The 1518 creation of the Royal College of Physicians and Surgeons in England by King Henry VIII propelled the standard of care to more modern levels. The Royal College began to set standards in education and professional requirements for practicing physicians and had the legal authority to punish doctors practicing outside of their fields or for using bad judgment. Standards were decided on a case-by-case basis by the Royal College.

This was the first time that members of the medical field came together to self-police and regulate their own standards. Most of the laws set down by the Royal College were subsequently adopted in America.

One of these early standards adopted by the United States is the concept of “reasonable” care. English cases in the 1800's distinguished excellent skill from reasonable skill and created legal precedence requirements in the level of care given by doctors. Medical standards today still do not require doctors to practice “excellent” care or the “highest possible level” of care patients often think. Rather, doctors are only legally required to provide “reasonable” care as any other reasonable doctor with the same qualifications in the same field would provide.

Standards in the United States

One of the most influential court cases for the standard of care in the United States was not about medicine at all, it was about a tugboat. In 1932, the owner of the tugboat, the T.J. Hooper, was sued for damages to two barges. The tugboat was caught in a storm and the two barges it was carrying sunk. The T.J. Hooper did not have a radio receiver on board that could have picked up storm warnings. The owners of the barges claimed that is was customary for tugboats to have these radios, so the T.J. Hooper did not meet expected standards. The judge instead ruled that it was not a customary practice for tugboats to have radios, but it was a reasonable practice, so the owner of the T.J. Hooper could be held liable.

The T.J. Hooper case was cited in the decision for a 1974 malpractice case for a woman who was diagnosed with severe glaucoma. The doctor had failed to perform a glaucoma test because the disease was rare for a woman of the patient's age. The judge ruled that, like the T.J. Hooper case, the practice of ordering the diagnostic test was not customary, but it was reasonable because it was cheap and harmless to the patient. This Helling v. Carey case changed the standard for physicians and required that all patients receive the test, and set a standard for other medical fields about how often diagnostic tests should be given to patients.

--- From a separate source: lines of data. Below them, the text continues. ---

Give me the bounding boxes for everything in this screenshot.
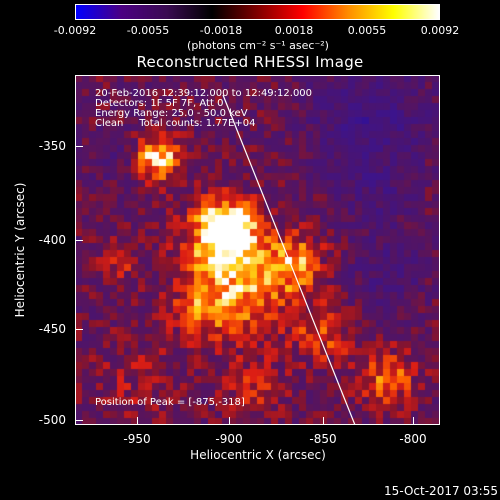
y-tick-mark — [76, 420, 83, 421]
clean-counts-text: Clean Total counts: 1.77E+04 — [95, 118, 256, 129]
image-canvas — [75, 75, 440, 425]
x-tick-mark — [229, 417, 230, 424]
solar-limb-line — [222, 94, 356, 425]
colorbar-tick: 0.0092 — [420, 24, 460, 37]
y-tick-label: -500 — [38, 413, 66, 427]
colorbar-tick: -0.0055 — [126, 24, 170, 37]
colorbar-tick: -0.0092 — [53, 24, 97, 37]
plot-timestamp: 15-Oct-2017 03:55 — [384, 484, 498, 498]
detectors-text: Detectors: 1F 5F 7F, Att 0 — [95, 98, 224, 109]
rhessi-image — [75, 75, 440, 425]
x-tick-label: -900 — [215, 432, 243, 446]
colorbar — [75, 4, 440, 20]
solar-limb-overlay — [222, 94, 356, 425]
colorbar-tick: -0.0018 — [199, 24, 243, 37]
image-title: Reconstructed RHESSI Image — [136, 53, 364, 71]
y-tick-label: -350 — [38, 139, 66, 153]
y-tick-label: -400 — [38, 233, 66, 247]
x-tick-mark — [323, 417, 324, 424]
colorbar-tick: 0.0018 — [274, 24, 314, 37]
y-tick-mark — [76, 146, 83, 147]
x-tick-mark — [137, 417, 138, 424]
y-tick-mark — [76, 240, 83, 241]
y-tick-label: -450 — [38, 322, 66, 336]
colorbar-unit-label: (photons cm⁻² s⁻¹ asec⁻²) — [187, 39, 329, 52]
colorbar-tick: 0.0055 — [347, 24, 387, 37]
x-tick-mark — [413, 417, 414, 424]
y-tick-mark — [76, 329, 83, 330]
x-tick-label: -850 — [309, 432, 337, 446]
x-tick-label: -800 — [399, 432, 427, 446]
y-axis-label: Heliocentric Y (arcsec) — [13, 182, 27, 318]
x-axis-label: Heliocentric X (arcsec) — [190, 448, 326, 462]
peak-position-text: Position of Peak = [-875,-318] — [95, 397, 245, 408]
time-range-text: 20-Feb-2016 12:39:12.000 to 12:49:12.000 — [95, 88, 313, 99]
x-tick-label: -950 — [123, 432, 151, 446]
energy-range-text: Energy Range: 25.0 - 50.0 keV — [95, 108, 248, 119]
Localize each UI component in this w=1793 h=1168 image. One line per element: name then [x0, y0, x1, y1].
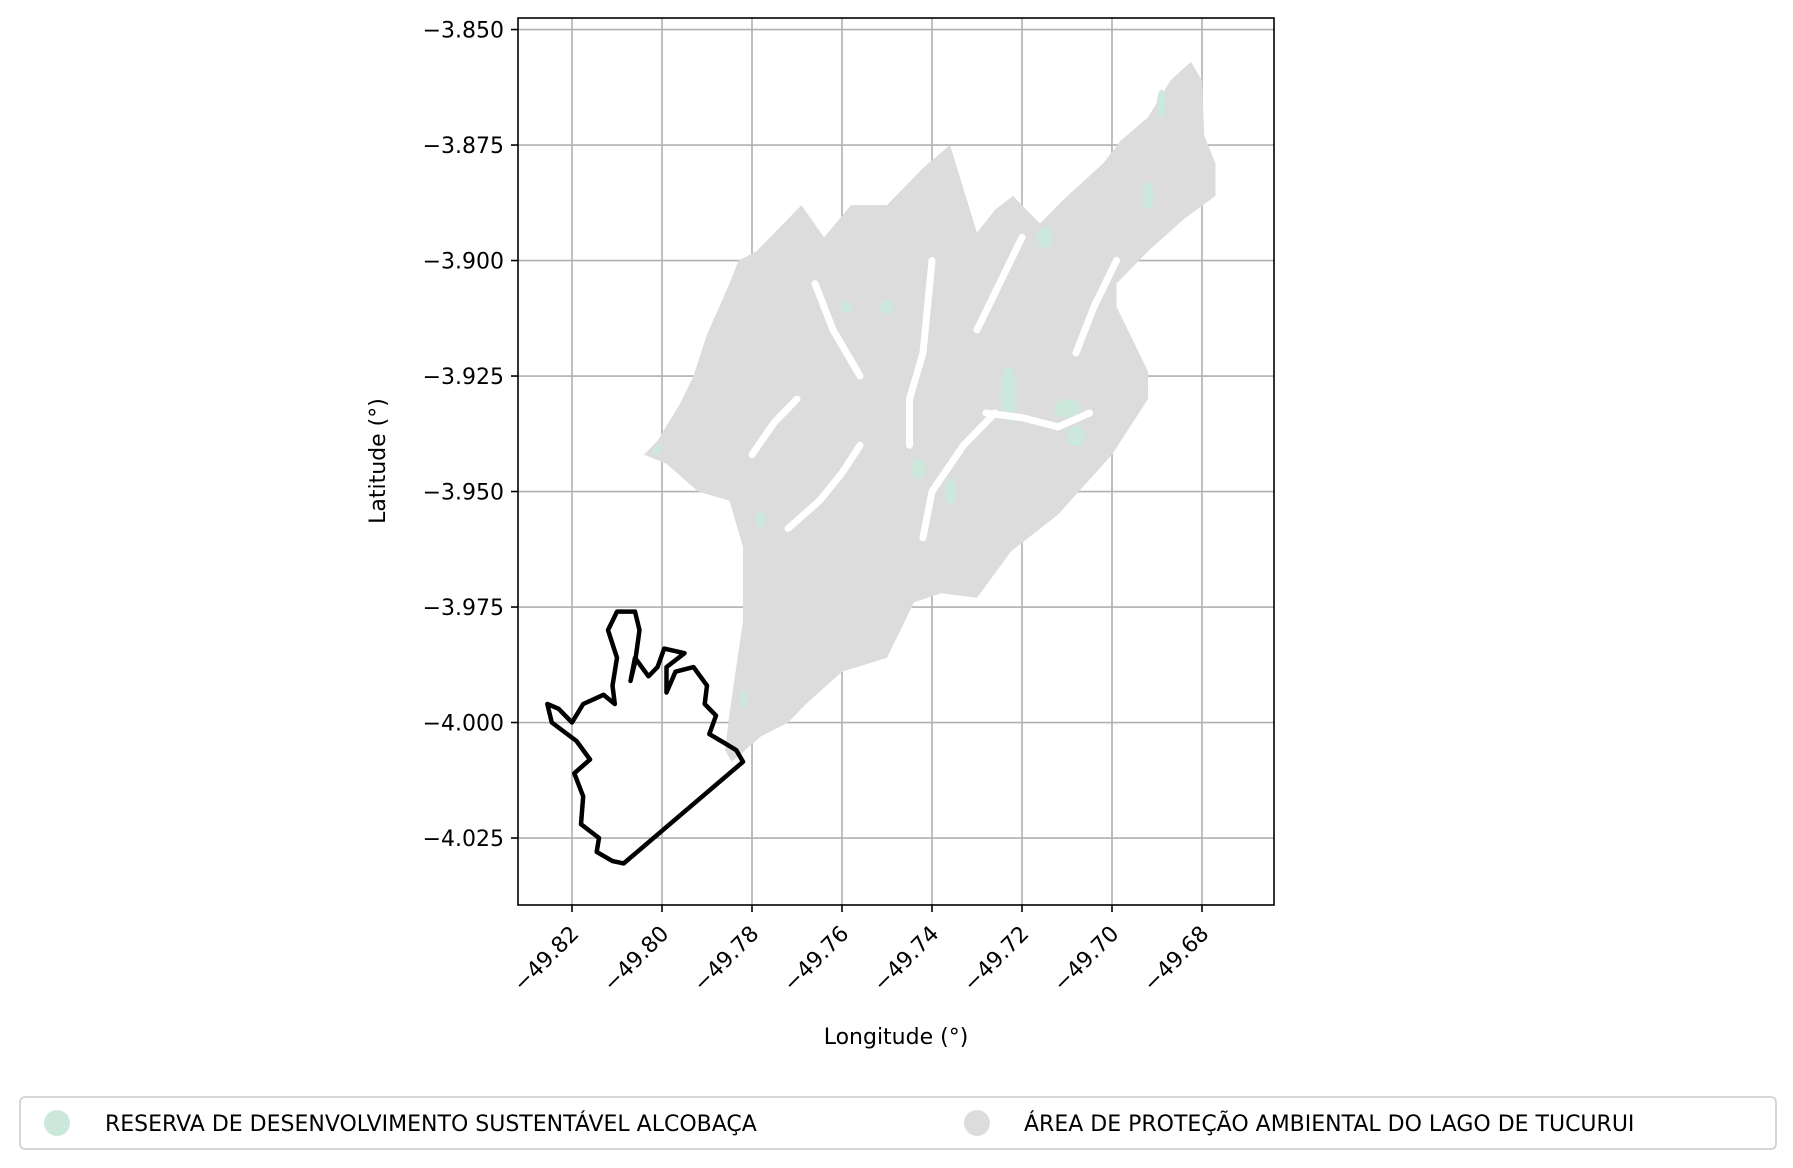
x-tick-label: −49.68	[1139, 922, 1214, 997]
lake-inlet	[919, 409, 999, 542]
x-axis-label: Longitude (°)	[824, 1025, 969, 1050]
legend-marker-reserva	[44, 1110, 70, 1136]
x-tick-label: −49.76	[779, 922, 854, 997]
reserve-patch	[944, 477, 956, 506]
reserve-patch	[1000, 366, 1017, 423]
x-tick-label: −49.82	[509, 922, 584, 997]
x-tick-label: −49.80	[599, 922, 674, 997]
lake-inlet	[982, 409, 1093, 431]
reserve-patch	[1036, 227, 1053, 248]
y-tick-label: −3.975	[423, 596, 504, 621]
lake-inlet	[811, 280, 864, 380]
y-axis-ticks: −3.850 −3.875 −3.900 −3.925 −3.950 −3.975 −4.0…	[423, 19, 518, 852]
y-tick-label: −3.875	[423, 134, 504, 159]
reserve-patch	[1067, 425, 1085, 447]
y-tick-label: −3.925	[423, 365, 504, 390]
reserve-patch	[653, 445, 662, 455]
reserve-patch	[880, 299, 894, 314]
y-tick-label: −3.850	[423, 19, 504, 44]
legend-label-reserva: RESERVA DE DESENVOLVIMENTO SUSTENTÁVEL A…	[105, 1111, 757, 1137]
reserve-patches	[653, 89, 1166, 709]
plot-frame	[517, 17, 1275, 906]
reserve-patch	[1142, 182, 1154, 210]
lake-inlet	[1072, 257, 1120, 357]
reserve-patch	[841, 301, 852, 313]
reserve-patch	[1053, 399, 1081, 418]
x-tick-label: −49.78	[689, 922, 764, 997]
y-tick-label: −4.025	[423, 827, 504, 852]
legend-label-apa: ÁREA DE PROTEÇÃO AMBIENTAL DO LAGO DE TU…	[1024, 1110, 1634, 1137]
x-tick-label: −49.72	[959, 922, 1034, 997]
legend-frame	[19, 1096, 1777, 1150]
reserve-patch	[756, 510, 766, 528]
apa-lago-tucurui-region	[644, 61, 1216, 762]
lake-inlet	[784, 441, 864, 532]
legend-marker-apa	[964, 1110, 990, 1136]
alcobaca-reserve-outline	[545, 609, 746, 866]
y-tick-label: −3.900	[423, 250, 504, 275]
lake-inlet	[748, 395, 801, 459]
x-tick-label: −49.70	[1049, 922, 1124, 997]
x-tick-label: −49.74	[869, 922, 944, 997]
y-axis-label: Latitude (°)	[366, 398, 391, 524]
x-axis-ticks: −49.82 −49.80 −49.78 −49.76 −49.74 −49.72 −49.…	[509, 905, 1214, 997]
y-tick-label: −3.950	[423, 481, 504, 506]
reserve-patch	[739, 690, 747, 709]
lake-inlet	[973, 233, 1026, 334]
legend: RESERVA DE DESENVOLVIMENTO SUSTENTÁVEL A…	[19, 1096, 1777, 1150]
lake-inlet	[906, 257, 936, 449]
lake-inlets	[748, 233, 1120, 542]
map-regions	[545, 61, 1216, 866]
reserve-patch	[911, 458, 926, 479]
y-tick-label: −4.000	[423, 712, 504, 737]
reserve-patch	[1157, 89, 1166, 118]
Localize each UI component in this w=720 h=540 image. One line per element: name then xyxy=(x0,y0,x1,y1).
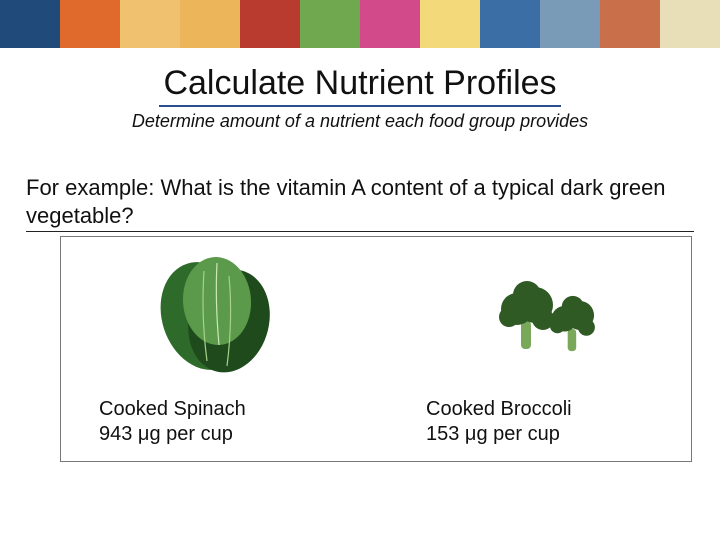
spinach-caption: Cooked Spinach 943 μg per cup xyxy=(81,397,356,447)
broccoli-name: Cooked Broccoli xyxy=(426,398,572,420)
banner-segment xyxy=(240,0,300,48)
banner-segment xyxy=(480,0,540,48)
food-item-spinach: Cooked Spinach 943 μg per cup xyxy=(81,251,356,447)
spinach-name: Cooked Spinach xyxy=(99,398,246,420)
broccoli-image xyxy=(444,251,624,391)
page-title: Calculate Nutrient Profiles xyxy=(159,64,560,107)
banner-segment xyxy=(360,0,420,48)
spinach-image xyxy=(129,251,309,391)
example-question: For example: What is the vitamin A conte… xyxy=(26,174,694,232)
broccoli-value: 153 μg per cup xyxy=(426,423,560,445)
food-item-broccoli: Cooked Broccoli 153 μg per cup xyxy=(396,251,671,447)
banner-segment xyxy=(120,0,180,48)
broccoli-caption: Cooked Broccoli 153 μg per cup xyxy=(396,397,671,447)
banner-segment xyxy=(180,0,240,48)
banner-segment xyxy=(660,0,720,48)
banner-segment xyxy=(300,0,360,48)
page-subtitle: Determine amount of a nutrient each food… xyxy=(0,111,720,132)
banner-segment xyxy=(420,0,480,48)
banner-segment xyxy=(600,0,660,48)
title-block: Calculate Nutrient Profiles Determine am… xyxy=(0,64,720,132)
banner-segment xyxy=(540,0,600,48)
spinach-value: 943 μg per cup xyxy=(99,423,233,445)
banner-segment xyxy=(60,0,120,48)
food-items-box: Cooked Spinach 943 μg per cup xyxy=(60,236,692,462)
banner-segment xyxy=(0,0,60,48)
food-groups-banner xyxy=(0,0,720,48)
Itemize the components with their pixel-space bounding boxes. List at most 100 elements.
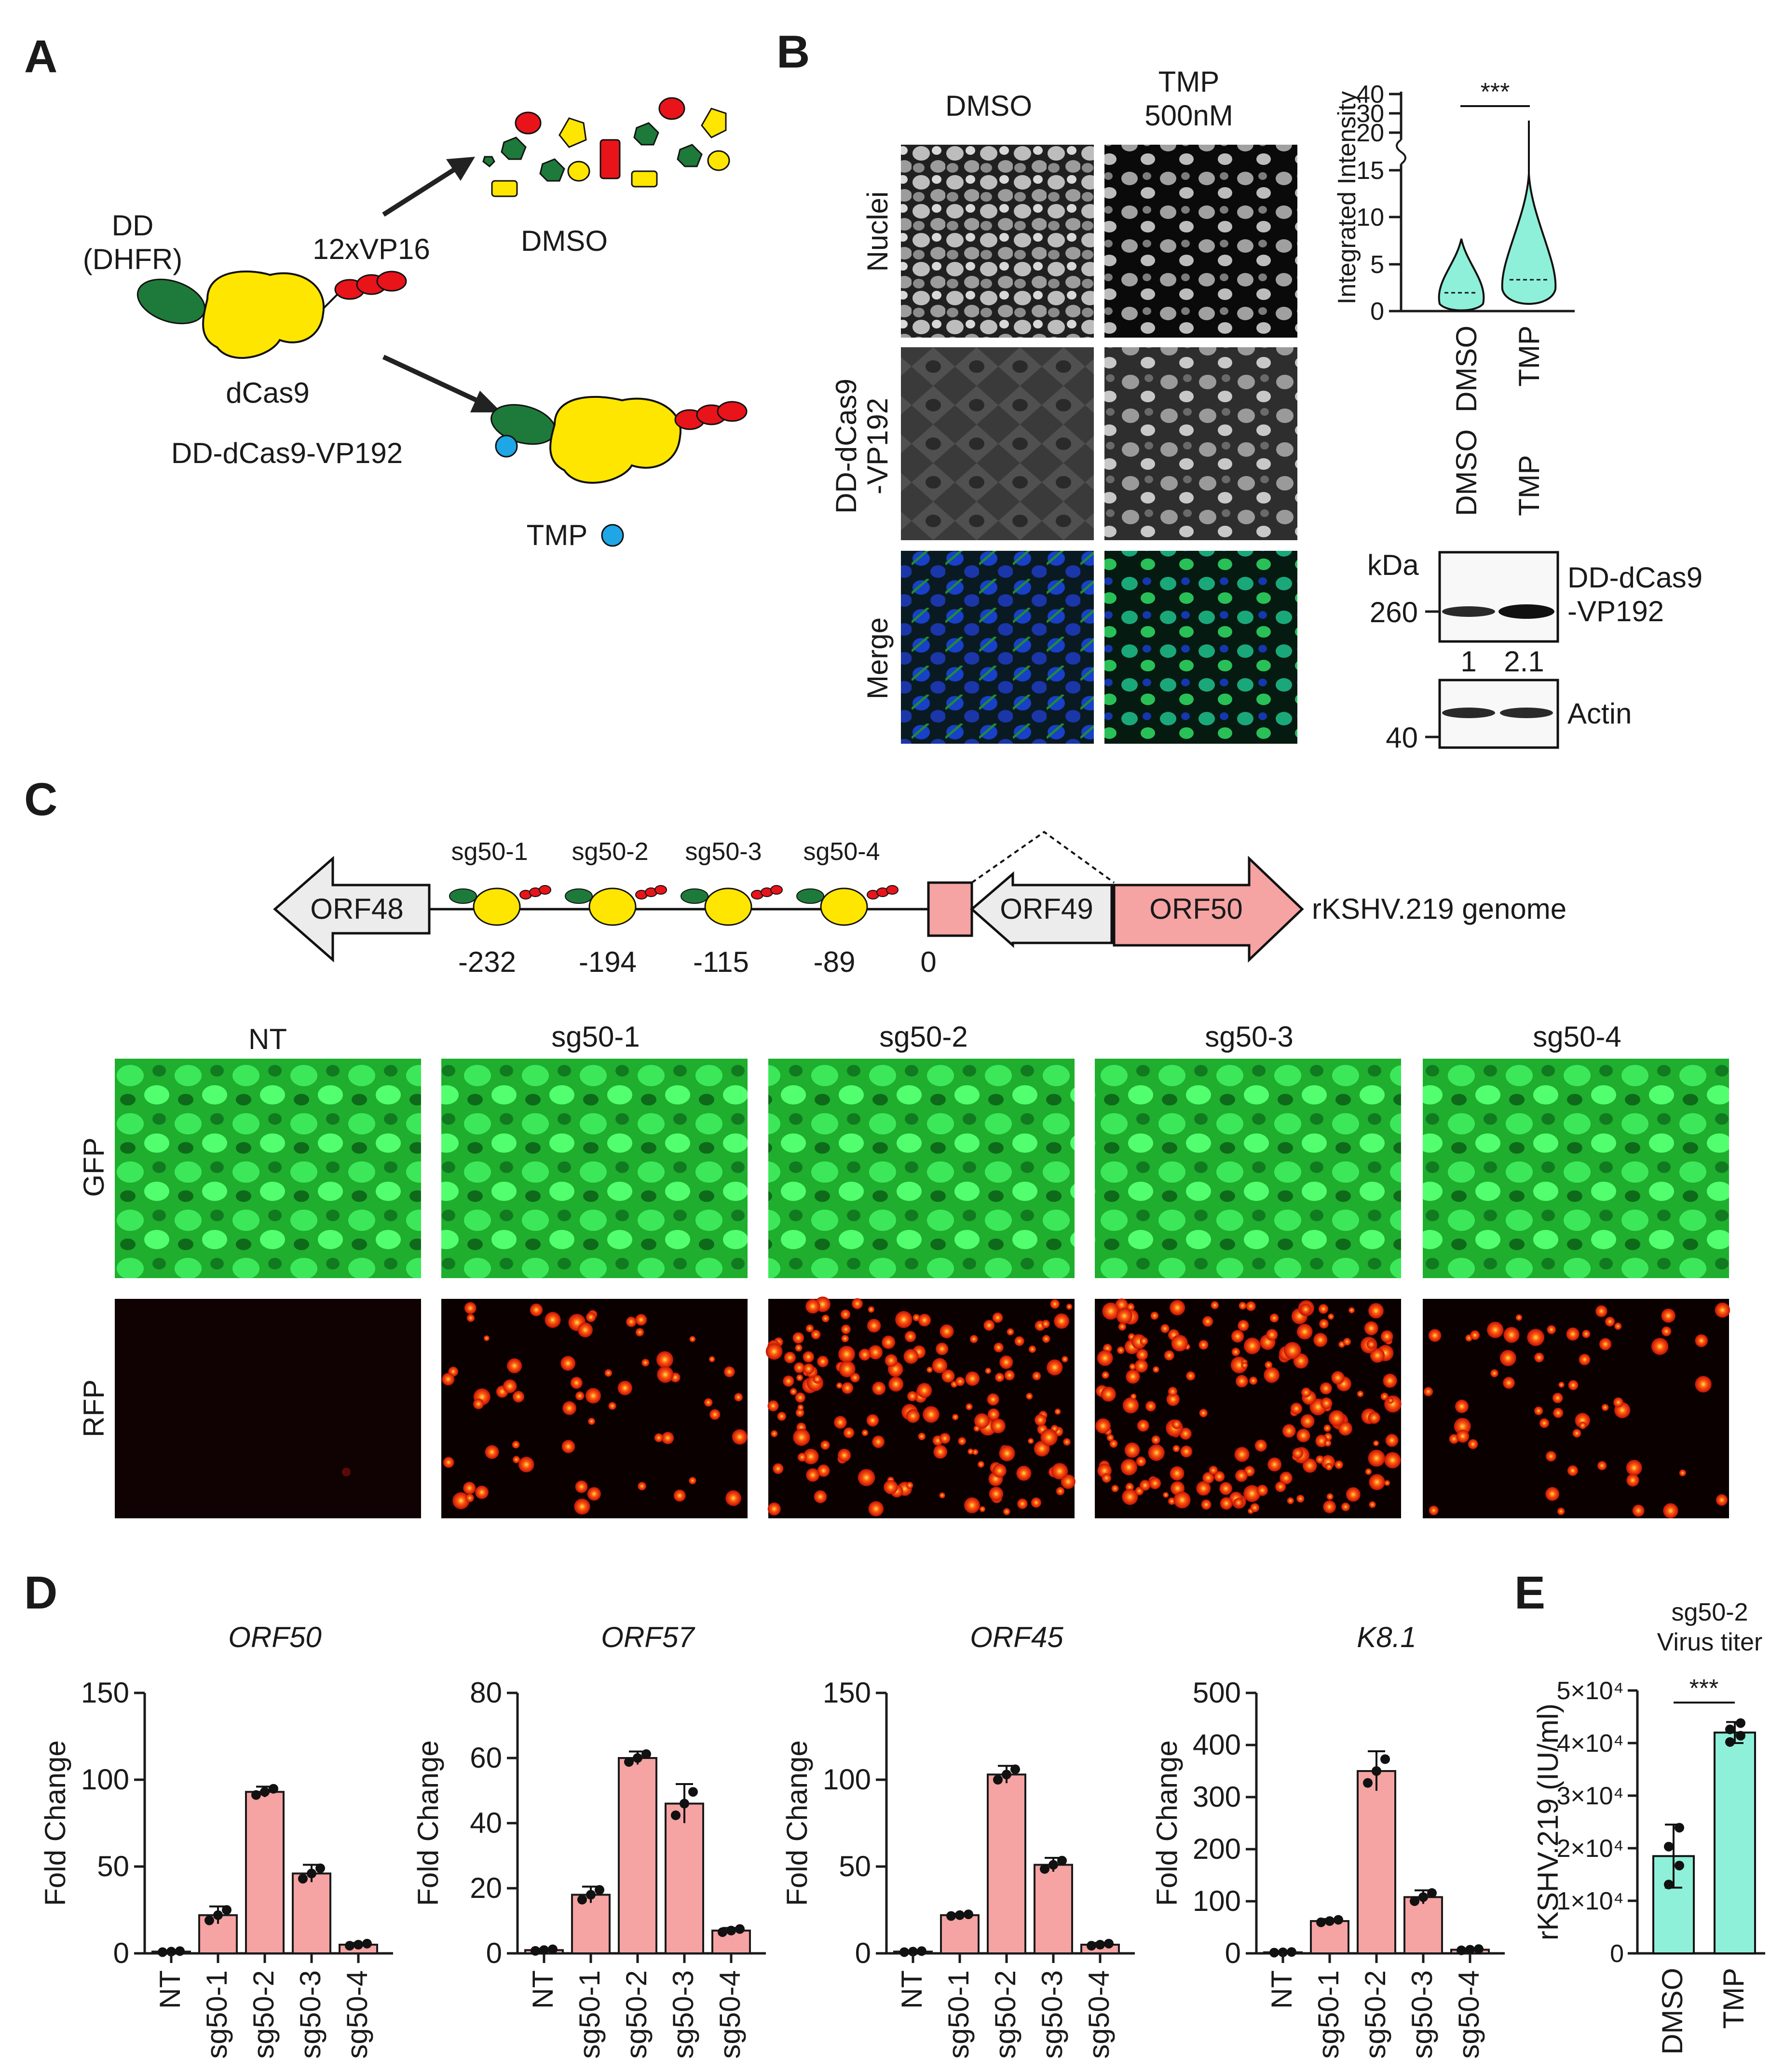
rfp-cell-signal [1338,1421,1352,1436]
rfp-cell-signal [656,1351,673,1368]
rfp-cell-signal [923,1406,940,1423]
rfp-cell-signal [654,1433,664,1443]
rfp-cell-signal [1323,1424,1331,1432]
rfp-cell-signal [1032,1371,1041,1380]
y-tick-label: 80 [470,1677,502,1709]
rfp-cell-signal [790,1388,797,1395]
column-label-sg50-4: sg50-4 [1533,1021,1621,1053]
rfp-cell-signal [1173,1491,1191,1509]
rfp-cell-signal [585,1388,601,1404]
rfp-cell-signal [1454,1418,1471,1435]
data-point [624,1757,634,1767]
rfp-cell-signal [1062,1356,1068,1363]
rfp-cell-signal [635,1314,647,1326]
rfp-cell-signal [1264,1367,1280,1383]
rfp-cell-signals [342,1296,1730,1518]
rfp-cell-signal [817,1356,829,1367]
rfp-cell-signal [1017,1499,1028,1509]
rfp-cell-signal [1280,1472,1293,1485]
rfp-cell-signal [1632,1504,1645,1517]
y-axis-label: Fold Change [781,1740,813,1906]
rfp-cell-signal [798,1453,807,1462]
rfp-cell-signal [635,1328,644,1336]
rfp-cell-signal [1373,1440,1379,1446]
bar [571,1894,611,1954]
tss-box [927,881,973,937]
rfp-cell-signal [868,1345,883,1360]
rfp-cell-signal [484,1335,490,1341]
panel-a-letter: A [24,31,57,82]
rfp-cell-signal [1715,1302,1730,1318]
x-tick-label: sg50-3 [1036,1970,1068,2058]
rfp-cell-signal [1168,1387,1177,1396]
rfp-cell-signal [1455,1400,1469,1413]
micrograph-merge-dmso [901,551,1094,744]
rfp-cell-signal [725,1490,741,1506]
position-label: -115 [693,946,749,978]
rfp-cell-signal [936,1342,949,1355]
rfp-cell-signal [912,1314,920,1322]
rfp-cell-signal [1290,1403,1303,1415]
rfp-cell-signal [1300,1303,1312,1315]
rfp-cell-signal [1163,1492,1169,1498]
rfp-cell-signal [1368,1303,1384,1319]
rfp-cell-signal [1613,1397,1623,1408]
rfp-cell-signal [852,1298,863,1309]
rfp-cell-signal [575,1391,585,1401]
data-point [586,1890,596,1900]
rfp-cell-signal [1116,1308,1132,1324]
rfp-cell-signal [1249,1377,1258,1385]
rfp-cell-signal [1292,1448,1304,1459]
rfp-cell-signal [1035,1414,1047,1426]
y-tick-label: 60 [470,1742,502,1774]
rfp-cell-signal [1127,1303,1135,1311]
rfp-cell-signal [1198,1340,1209,1350]
rfp-cell-signal [999,1355,1013,1369]
rfp-cell-signal [1296,1323,1313,1340]
rfp-cell-signal [868,1306,875,1313]
rfp-cell-signal [803,1448,819,1465]
titer-significance-label: *** [1689,1675,1719,1703]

This ruling was particularly important because it prompted states to create their own standards for doctors to follow. Washington state was the first to pass legislation that required doctors to practice medicine in accordance with the skill and education required by the profession.

Evolving Standards

Standards of care will continue to develop as new cases move through the legal system and as the medical profession evolves. Standards change when clinical guidelines are updated due to new medical studies being released, when new technologies are developed, and new common practices are instituted.

In medical malpractice cases, the standard of care is articulated to the judge by medical experts in the same field of medicine as the case. Judges and jurors listen to testimony from experts about what standard and common practices are in the field, what other similar and reasonable doctors would have done in the same situation, and whether or not they think the doctor met the standard.